Вредный червяк в моей голове ворочался, а в боку все покалывало. Мне уже было стыдно, но признаться – означало сдать позиции. А я свои позиции без боя не сдавала.

– Значит так!

Мама встала, зашелестев шелковым новым платьем, от которого пахнуло духами и шоколадом. Мне уже так захотелось прижаться к ее теплому боку и зареветь, что стало плевать на этот бой. Я рванула к ней, но она уверенно отстранила меня, отошла к двери. Потом повернулась ко мне.

– Мы все идем в цирк на Новый год, ты знаешь. Все, кроме тебя.

У меня даже дернулась голова, как от удара.
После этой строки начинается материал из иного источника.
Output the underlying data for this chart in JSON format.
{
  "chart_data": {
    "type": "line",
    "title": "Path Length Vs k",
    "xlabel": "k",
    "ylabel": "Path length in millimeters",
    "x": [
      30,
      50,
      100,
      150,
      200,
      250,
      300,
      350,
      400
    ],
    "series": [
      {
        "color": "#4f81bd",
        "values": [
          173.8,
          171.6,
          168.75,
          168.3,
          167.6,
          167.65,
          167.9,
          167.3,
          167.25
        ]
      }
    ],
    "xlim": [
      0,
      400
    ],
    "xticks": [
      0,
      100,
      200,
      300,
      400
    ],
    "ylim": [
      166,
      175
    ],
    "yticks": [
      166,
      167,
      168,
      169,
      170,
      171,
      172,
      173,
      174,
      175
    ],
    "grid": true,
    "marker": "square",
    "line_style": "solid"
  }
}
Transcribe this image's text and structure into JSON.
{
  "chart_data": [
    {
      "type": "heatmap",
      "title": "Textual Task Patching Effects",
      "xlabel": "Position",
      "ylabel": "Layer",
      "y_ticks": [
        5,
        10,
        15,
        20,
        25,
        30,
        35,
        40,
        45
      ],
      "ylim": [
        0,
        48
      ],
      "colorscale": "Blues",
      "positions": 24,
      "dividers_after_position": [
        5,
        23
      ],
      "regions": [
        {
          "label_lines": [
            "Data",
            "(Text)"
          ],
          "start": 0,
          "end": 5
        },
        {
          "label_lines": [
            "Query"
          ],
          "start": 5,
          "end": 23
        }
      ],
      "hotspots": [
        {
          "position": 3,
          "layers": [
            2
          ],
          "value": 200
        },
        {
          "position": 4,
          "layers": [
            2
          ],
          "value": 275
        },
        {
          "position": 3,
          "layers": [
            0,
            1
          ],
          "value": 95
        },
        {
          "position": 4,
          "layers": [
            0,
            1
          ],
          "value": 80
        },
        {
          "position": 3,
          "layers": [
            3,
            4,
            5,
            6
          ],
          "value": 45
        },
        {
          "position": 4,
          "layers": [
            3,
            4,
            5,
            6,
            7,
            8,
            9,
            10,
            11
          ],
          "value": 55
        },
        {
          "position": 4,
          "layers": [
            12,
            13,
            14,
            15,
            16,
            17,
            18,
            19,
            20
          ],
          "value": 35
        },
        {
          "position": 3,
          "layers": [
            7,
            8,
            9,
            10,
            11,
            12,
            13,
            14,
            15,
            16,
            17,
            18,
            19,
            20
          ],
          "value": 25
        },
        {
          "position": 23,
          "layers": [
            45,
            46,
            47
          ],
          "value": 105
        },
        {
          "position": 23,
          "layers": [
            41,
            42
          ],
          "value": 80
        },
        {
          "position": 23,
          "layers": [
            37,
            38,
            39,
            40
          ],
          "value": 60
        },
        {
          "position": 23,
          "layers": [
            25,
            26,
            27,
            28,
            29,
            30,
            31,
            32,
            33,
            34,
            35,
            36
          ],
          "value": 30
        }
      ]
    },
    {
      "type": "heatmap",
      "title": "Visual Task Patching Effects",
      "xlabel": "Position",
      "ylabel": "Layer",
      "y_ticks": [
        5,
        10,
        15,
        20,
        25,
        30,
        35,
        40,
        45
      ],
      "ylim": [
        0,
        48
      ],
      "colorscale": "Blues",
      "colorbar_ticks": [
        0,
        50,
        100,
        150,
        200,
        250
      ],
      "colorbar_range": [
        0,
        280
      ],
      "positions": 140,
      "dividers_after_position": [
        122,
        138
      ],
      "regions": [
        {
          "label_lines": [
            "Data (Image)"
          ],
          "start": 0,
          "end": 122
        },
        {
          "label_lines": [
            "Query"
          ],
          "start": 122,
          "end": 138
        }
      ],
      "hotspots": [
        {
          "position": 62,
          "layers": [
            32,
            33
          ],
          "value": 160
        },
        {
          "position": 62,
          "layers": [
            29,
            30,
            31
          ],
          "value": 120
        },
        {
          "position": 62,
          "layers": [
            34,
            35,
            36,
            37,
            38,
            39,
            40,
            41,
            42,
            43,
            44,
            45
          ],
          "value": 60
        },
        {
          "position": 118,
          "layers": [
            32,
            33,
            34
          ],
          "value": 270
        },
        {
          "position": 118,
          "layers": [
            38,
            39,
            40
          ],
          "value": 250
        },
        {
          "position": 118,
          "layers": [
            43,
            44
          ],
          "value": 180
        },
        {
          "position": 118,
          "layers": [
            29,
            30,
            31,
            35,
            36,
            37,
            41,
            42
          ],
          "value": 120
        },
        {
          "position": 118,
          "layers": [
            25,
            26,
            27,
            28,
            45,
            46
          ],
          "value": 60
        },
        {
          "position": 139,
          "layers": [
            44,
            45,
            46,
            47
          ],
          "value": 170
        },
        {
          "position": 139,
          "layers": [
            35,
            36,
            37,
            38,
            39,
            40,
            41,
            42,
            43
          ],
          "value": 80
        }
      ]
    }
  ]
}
Слезы прорвали плотину и хлынули градом.


***

– Ты обалдела, Ангелин. Ребенок два месяца ждал этого цирка, она вон, весь альбом клоунами и медведями на велосипедах изрисовала. Надо же меру знать!

– Мам, наказание должно быть запоминающимся, иначе оно не имеет смысла. Она поступила зло. Это стоит наказания. Оксана эта, как песик бездомный живет, у нее радости никакой нет, ты же знаешь, Верка забросила её совсем. Я Ире все объясняла. Она все поняла было… Но сказала мерзость просто так, из вредности и злобы.

– Эта Верка тебя чуть со всеми родными не перессорила, Линка вон, хорошо она здоровая кобыла, и родила без бед. А если б скинула, да не дай бог ребёнок помер? Ты как бы в глаза людям смотрела?

Голоса взрослых на кухне гудели, то нарастая, то удаляясь. Мне казалось, что кучка пчел слетелась на мед, капнутый на стол. И пчелы, пока весь мёд не растаскают, не разлетятся. Я сидела у себя в комнате на диване и клевала носом. Гуд меня усыплял, но слова я различала. Особенно баб Анин, она говорила резко и раздельно, и только её голос не жужжал, а бил по перепонкам, вызывая странную боль в голове.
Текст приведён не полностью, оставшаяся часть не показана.